Engines (dnnl::engine) is an abstraction of a computational device: a CPU, a specific GPU card in the system, etc. Most primitives are created to execute computations on one specific engine. The only exceptions are reorder primitives that transfer data between two different engines.

Streams

Streams (dnnl::stream) encapsulate execution context tied to a particular engine. For example, they can correspond to OpenCL command queues.

Memory Objects

Memory objects (dnnl::memory) encapsulate handles to memory allocated on a specific engine, tensor dimensions, data type, and memory format – the way tensor indices map to offsets in linear memory space. Memory objects are passed to primitives during execution.

Levels of Abstraction

DNNL has multiple levels of abstractions for primitives and memory objects in order to expose maximum flexibility to its users.

On the logical level, the library provides the following abstractions:

Memory descriptors (dnnl::memory::desc) define a tensor's logical dimensions, data type, and the format in which the data is laid out in memory. The special format any (dnnl::memory::format_tag::any) indicates that the actual format will be defined later (see Memory format propagation).
Operation descriptors (one for each supported primitive) describe an operation's most basic properties without specifying, for example, which engine will be used to compute them. For example, convolution descriptor describes shapes of source, destination, and weights tensors, propagation kind (forward, backward with respect to data or weights), and other implementation-independent parameters.
Primitive descriptors (dnnl_primitive_desc_t; in the C++ API there are multiple types for each supported primitive) are at an abstraction level in between operation descriptors and primitives and can be used to inspect details of a specific primitive implementation like expected memory formats via queries to implement memory format propagation (see Memory format propagation) without having to fully instantiate a primitive.

Abstraction level	Memory object	Primitive objects
Logical description	Memory descriptor	Operation descriptor
Intermediate description	N/A	Primitive descriptor
Implementation	Memory object	Primitive

Creating Memory Objects and Primitives

Memory Objects

Memory objects are created from the memory descriptors. It is not possible to create a memory object from a memory descriptor that has memory format set to dnnl::memory::format_tag::any.

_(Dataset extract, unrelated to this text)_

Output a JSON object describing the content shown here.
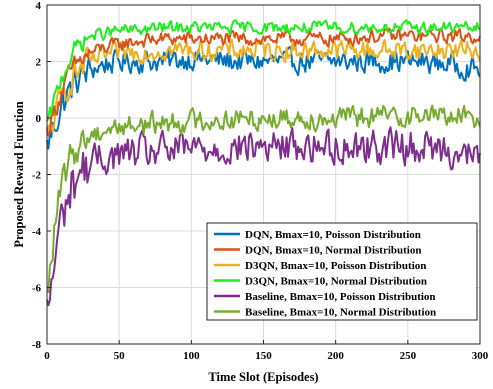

There are two common ways for initializing memory descriptors:

By using dnnl::memory::desc constructors or by extracting a descriptor for a part of a tensor via dnnl::memory::desc::submemory_desc
By querying an existing primitive descriptor for a memory descriptor corresponding to one of the primitive's parameters (for example, dnnl::convolution_forward::primitive_desc::src_desc).

Memory objects can be created with a user-provided handle (a void * on CPU), or without one, in which case the library will allocate storage space on its own.

Primitives

The sequence of actions to create a primitive is:

Create an operation descriptor via, for example, dnnl::convolution_forward::desc. The operation descriptor can contain memory descriptors with placeholder format_tag::any memory formats if the primitive supports it.
Create a primitive descriptor based on the operation descriptor and an engine handle.
Create a primitive based on the primitive descriptor obtained in step 2.